Revenue fell to $127.2-million from $156.8-million.
MTY says system sales for the quarter in Canada were down 30 per cent as it was hit by a wave of restrictions related to the pandemic in Quebec and Ontario.
System sales in the U.S. for the fourth quarter rose four per cent, while international system sales fell 40 per cent.
The company behind more than 80 brands including Thai Express, Tiki-Ming, Tutti Frutti and Valentine said 338 locations were temporarily closed at the end of the quarter because of the pandemic, while 408 were closed as of Wednesday.
Lithium miner Albemarle Corp. (ALB-N) plummeted despite reporting a better-than-expected quarter on Wednesday after taking steps to cut costs to battle lower demand and said it sees higher volumes in the current year.
After the coronavirus dented growth prospects last year, Albemarle and its peers like SQM are now expecting to cash in on surging demand for the battery metal lithium, critical to electric vehicles that have become massively popular amid climate change concerns.

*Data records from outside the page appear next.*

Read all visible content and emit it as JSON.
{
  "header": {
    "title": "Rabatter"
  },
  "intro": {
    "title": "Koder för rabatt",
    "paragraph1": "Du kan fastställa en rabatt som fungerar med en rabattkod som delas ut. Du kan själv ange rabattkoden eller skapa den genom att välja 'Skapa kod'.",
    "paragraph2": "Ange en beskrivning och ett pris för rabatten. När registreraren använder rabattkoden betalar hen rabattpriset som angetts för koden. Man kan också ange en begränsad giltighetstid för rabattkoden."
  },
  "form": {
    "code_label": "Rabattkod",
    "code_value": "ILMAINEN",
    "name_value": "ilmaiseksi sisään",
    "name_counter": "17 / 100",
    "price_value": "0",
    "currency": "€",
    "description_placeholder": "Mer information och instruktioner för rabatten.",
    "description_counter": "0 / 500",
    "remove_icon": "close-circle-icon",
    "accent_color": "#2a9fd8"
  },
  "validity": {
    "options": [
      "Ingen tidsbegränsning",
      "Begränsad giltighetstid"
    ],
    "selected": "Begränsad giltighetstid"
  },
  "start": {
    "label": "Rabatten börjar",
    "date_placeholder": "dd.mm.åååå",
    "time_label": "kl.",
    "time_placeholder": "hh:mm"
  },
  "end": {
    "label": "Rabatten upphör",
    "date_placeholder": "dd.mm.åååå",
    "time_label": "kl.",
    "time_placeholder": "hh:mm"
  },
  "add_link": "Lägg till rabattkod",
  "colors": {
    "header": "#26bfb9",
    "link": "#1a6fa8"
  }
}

Albemarle has earlier said it looks to double production at its lithium facility in Silver Peak, Nevada, part of a plan to boost supply for the burgeoning electric vehicle market, while Chilean miner SQM has said its current plans to boost its production of lithium carbonate and lithium hydroxide by the second half of 2021 remained on track.
“Longer-term, we expect lithium demand to grow in line with greater EV adoption. We are accelerating our lithium growth projects to capitalize on this trend and generate strong investment returns,” Albemarle said on Wednesday.
However, Albemarle warned that it expects pricing to be down slightly, and forecast adjusted profit in the range of US$3.25 to US$3.65 per share for 2021. It earned a profit of US$4.12 per share in 2020.
Tesla Inc. (TSLA-Q) slid after reducing the price of its cheaper variants of the Model 3 sedan and the Model Y sports utility vehicle (SUV), while raising prices for their performance variants.
The price of its Model 3 Standard Range Plus has been lowered to US$36,990 from US$37,990, while the Model Y Standard Range’s price came down to US$39,990 from US$41,990, according to the website.
The carmaker has been making various models in its lineup more affordable at a time when legacy automakers are trying to make inroads in the electric vehicle market.
The standard range of the Model Y was launched in January, bringing its SUV’s price closer to that of the Model 3 sedan, the electric-car maker’s least expensive car.
The prices for the Performance variant of the Model 3 rose to US$55,990 from US$54,990 and Model Y to US$60,990 from US$59,990, the website showed.
The price cuts come as Tesla looks to ramp up its deliveries. Overall, the company delivered 499,550 vehicles during 2020, above Wall Street estimates of 481,261 vehicles.